David Garrett Byars is a former financial analyst who left his job in 2008 to pursue his, then nebulous, dreams. He is now a filmmaker living in Telluride, Colorado. Byars’ focuses on feature-length documentaries, but he also creates branded pieces as a freelance filmmaker. As part of Reel Thing Productions, he released the feature-length documentary Uranium Drive-In (Mountainfilm 2013). In 2013, he wrote and directed his first narrative short, Self Storage, which is a quirky dark comedy that follows a worker at a self-storage facility as he struggles to pay off the medical debt stemming from his unlucky brew of common cleaning agents. The result is a delicious brew of its own, filled with black humor, endearing characters, and smart storytelling. Byars coins it as “a story of conscience, existential dread and redemption.” Byars is the director of No Man's Land (Mountainfilm 2017), the incredibly candid film that follows the once-occupiers of the Malheur National Wildlife Refuge. 

Favorite childhood movie?

 Karate Kid 2
 

 
Ghosts or aliens? 

Aliens, always aliens. 

 
Objectivity? Is it a thing?

No such thing. In practice or in concept. Impossible to separate our minds from the sum of our experiences.
 
 
Financial analyst to filmmaker? connection?

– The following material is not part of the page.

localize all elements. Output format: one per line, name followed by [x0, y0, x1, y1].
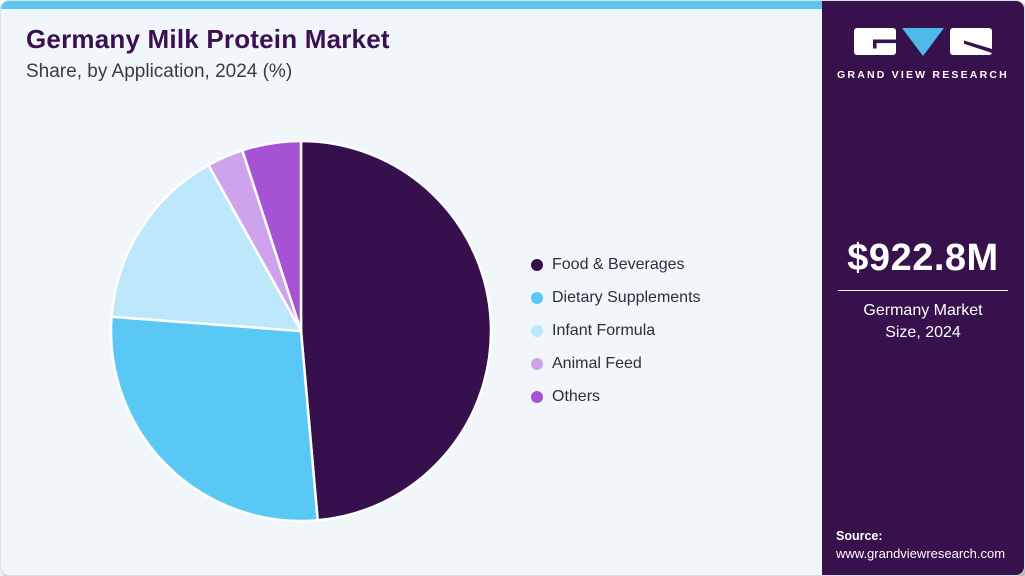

Glutton for punishment, high tolerance for rejection, and boyish good looks. And attention to detail. More generally, in finance and in film, you're really just trying to sell a good story.
 
 
Favorite director(s)?

Werner Herzog, Wes Anderson, Suzan Beraza.
 
 
Best advice you've received? Given?

Received: Understand people's problems rather than scrutinize their solutions.
Given: Always be yourself, unless you can be Batman. 
 


Who would play you in a film?

Fat David Spade or the lovechild of Zach Galifianakis and Matt McConaughey. Or Uncle Traveling Matt from Fraggle Rock. Shit, tough question.
 
 
What's so great about Telluride?

The self-celebratory atmosphere. ;) In all seriousness - the potential for active collaboration. Everyone in the arts in Telluride is so down to put in a tremendous amount of time and work into a collaborative effort. And it's world-class high-quality work.
 
 
What's next?

More movies! So many movies. A few feature docs in the works and a whole slew of ill-advised and costly fiction endeavors.